Voice Over IP (VoIP) Explained


Voice over IP, or VoIP had become a buzzword in the past few years because it represents a more cost effective model for transmitting voice conversations than the old circuit switched networks. The existing telephone infrastructure consists of physical wires connecting circuit switches in which one telephone caller is connected directly to another through a switched network. This of the old switchboard operators in days of old, automated on a large scale.

The existing Internet infrastructure is far different than the circuit switched networks that carry most voice calls. The Internet carries packets of digital information data. These packets are switched and routed through the Internet from one destination to another.

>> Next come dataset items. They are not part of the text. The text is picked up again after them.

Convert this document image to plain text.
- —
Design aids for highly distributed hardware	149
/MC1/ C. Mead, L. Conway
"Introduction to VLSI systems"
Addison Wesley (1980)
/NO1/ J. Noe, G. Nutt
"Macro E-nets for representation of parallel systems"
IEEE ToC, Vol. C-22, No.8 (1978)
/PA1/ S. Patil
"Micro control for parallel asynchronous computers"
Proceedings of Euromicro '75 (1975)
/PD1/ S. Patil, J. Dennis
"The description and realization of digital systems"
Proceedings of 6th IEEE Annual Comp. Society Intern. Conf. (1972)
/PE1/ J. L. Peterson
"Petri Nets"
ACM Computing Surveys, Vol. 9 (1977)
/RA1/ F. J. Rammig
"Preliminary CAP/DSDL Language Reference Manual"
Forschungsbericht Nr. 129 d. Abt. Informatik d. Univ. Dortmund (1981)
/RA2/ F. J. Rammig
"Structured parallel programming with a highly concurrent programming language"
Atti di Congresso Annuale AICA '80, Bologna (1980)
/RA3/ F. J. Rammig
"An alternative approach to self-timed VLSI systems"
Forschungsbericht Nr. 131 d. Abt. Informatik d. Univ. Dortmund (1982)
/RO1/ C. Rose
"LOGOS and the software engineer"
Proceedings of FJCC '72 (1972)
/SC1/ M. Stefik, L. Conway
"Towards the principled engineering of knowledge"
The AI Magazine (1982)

The protocol that governs the Internet is called TCP/IP. It was born out of UNIX and became the de facto standard of Internet communications. Because of the ubiquitous nature of TCP/IP, it represents the obvious choice for use in digital voice communications. Since it using IP Ė the Internet Protocol, voice over IP is generally referred to as VoIP.

In the Internet world, pieces of data called IP packets are passed around. A good analogy for this is the post office. Each packet contains its destination, and the routers and switchers in the network forward the packets like sorters in the post office. A package at the post office will typically go from one postal sorting center to another, before arriving at the destination post office to be put on the appropriate mail trucks. Packets move around the Internet in the same way.

In VoIP, special receivers known as codecs compress and decompress digital data into the audio we here through a telephone handset. When you speak into a VoIP phone, the phone compresses your voice into digital data, which is then sent out over an IP network as a series of packets. The receiving end receives those packets, and reforms them into audio through the handset of the person you are speaking to.

In order for VoIP to work successfully, standards are necessary so that one phone can talk to another. The standard protocol used in VoIP today is SIP, or Session Initiation Protocol. This protocol contains a number of compression and communications standards and algorithms that VoIP phones must support. For years, SIP was in a battle with proprietary protocols like Cisco Skinny, and other standards like H.323 which is the dominant standard in IP videoconferencing. But ultimately SIP has prevailed.

Because the nature of VoIP is different than circuit switched networks, VoIP comes with a new set of issues. The most serious concern is latency. Latency is the amount of time it takes between when you say something, and when it is heard on the other end. If the network is too slow or busy, and the packets donít arrive on time or in order, the conversation will fall apart. Studies show that people find latencies exceeding .25 seconds to be too frustrating to use. Because of this, quality of service (QoS) is an essential portion of a VoIP network, as it guarantees that packets will be delivered with minimal interruption.

Because of the cost advantages of VoIP, it will be commonplace before too long. Donít be surprised when old phones go the way of vinyl records.